Although we often hear the shocking stories of misconduct or discrimination, he urges us not to forget about everyday sexism. “The thing I didn’t appreciate until I spent a lot of time talking to female founders is . . . there are frequent minor incidents . . . many women told stories of investors only talking to their male founders in the room. And more generally, many just don’t feel like they belong in the startup culture,” he wrote.
Altman believes Y Combinator can play its part in reducing discrimination. “People who are not white males will start many of the best companies of the future, and we’d like to fund them. (White men will start many of the best companies, and we’d like to fund those too),” he wrote.
How else does Y Combinator help? They make it a practice to have women speak at their events and showcase successful women on their website. They ban threatening comments on Hacker News and encourage people to downvote comments that make anyone feel unwelcome.
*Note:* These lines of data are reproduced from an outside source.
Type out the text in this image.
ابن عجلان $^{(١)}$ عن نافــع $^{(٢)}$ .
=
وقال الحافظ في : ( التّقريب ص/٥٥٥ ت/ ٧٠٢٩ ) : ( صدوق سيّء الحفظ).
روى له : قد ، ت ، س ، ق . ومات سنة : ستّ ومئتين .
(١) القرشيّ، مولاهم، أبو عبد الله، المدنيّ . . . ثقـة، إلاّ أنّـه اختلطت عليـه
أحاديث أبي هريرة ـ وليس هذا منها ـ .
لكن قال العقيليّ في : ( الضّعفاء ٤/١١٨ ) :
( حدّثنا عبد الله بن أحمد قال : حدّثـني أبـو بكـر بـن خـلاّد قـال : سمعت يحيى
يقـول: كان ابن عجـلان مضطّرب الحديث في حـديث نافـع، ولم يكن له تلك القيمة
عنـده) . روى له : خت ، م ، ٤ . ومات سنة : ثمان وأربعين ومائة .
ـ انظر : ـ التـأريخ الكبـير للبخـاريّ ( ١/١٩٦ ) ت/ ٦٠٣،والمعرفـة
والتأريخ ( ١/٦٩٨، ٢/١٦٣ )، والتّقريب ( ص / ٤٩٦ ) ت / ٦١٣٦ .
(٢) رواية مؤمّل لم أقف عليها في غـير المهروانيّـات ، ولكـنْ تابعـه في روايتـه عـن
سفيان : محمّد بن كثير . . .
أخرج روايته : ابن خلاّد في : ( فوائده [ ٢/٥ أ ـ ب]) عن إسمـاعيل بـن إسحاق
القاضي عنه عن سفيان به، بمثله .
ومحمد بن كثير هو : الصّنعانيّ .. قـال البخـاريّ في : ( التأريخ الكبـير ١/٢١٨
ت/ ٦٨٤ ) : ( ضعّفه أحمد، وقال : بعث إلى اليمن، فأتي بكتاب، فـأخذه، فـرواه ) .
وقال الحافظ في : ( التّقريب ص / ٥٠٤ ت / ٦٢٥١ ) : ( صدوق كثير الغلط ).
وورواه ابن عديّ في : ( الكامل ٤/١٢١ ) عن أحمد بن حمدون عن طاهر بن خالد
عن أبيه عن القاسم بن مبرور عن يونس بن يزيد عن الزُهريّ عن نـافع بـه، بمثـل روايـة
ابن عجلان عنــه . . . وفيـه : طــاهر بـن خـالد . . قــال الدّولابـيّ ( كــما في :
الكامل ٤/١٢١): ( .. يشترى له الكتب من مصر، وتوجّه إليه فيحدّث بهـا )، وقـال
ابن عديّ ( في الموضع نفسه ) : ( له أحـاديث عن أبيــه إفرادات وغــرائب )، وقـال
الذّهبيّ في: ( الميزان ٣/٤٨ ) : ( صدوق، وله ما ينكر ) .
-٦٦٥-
And more broadly, Altman supports initiatives that help more people of all genders, races, and nationalities learn to code. Y Combinator would like to fund nonprofits that make STEM education more accessible, and they will also be publishing online resources to help entrepreneurs starting up.
As Gawker points out, Altman’s post about “Diversity and Tech” was almost entirely about sexism and barely mentioned racial discrimination. And we’re all curious what percentage of total YC startups have women on their founding team. So is this just a token gesture, or a real message to founders and investors? We may have to wait for the next round of stats to find out.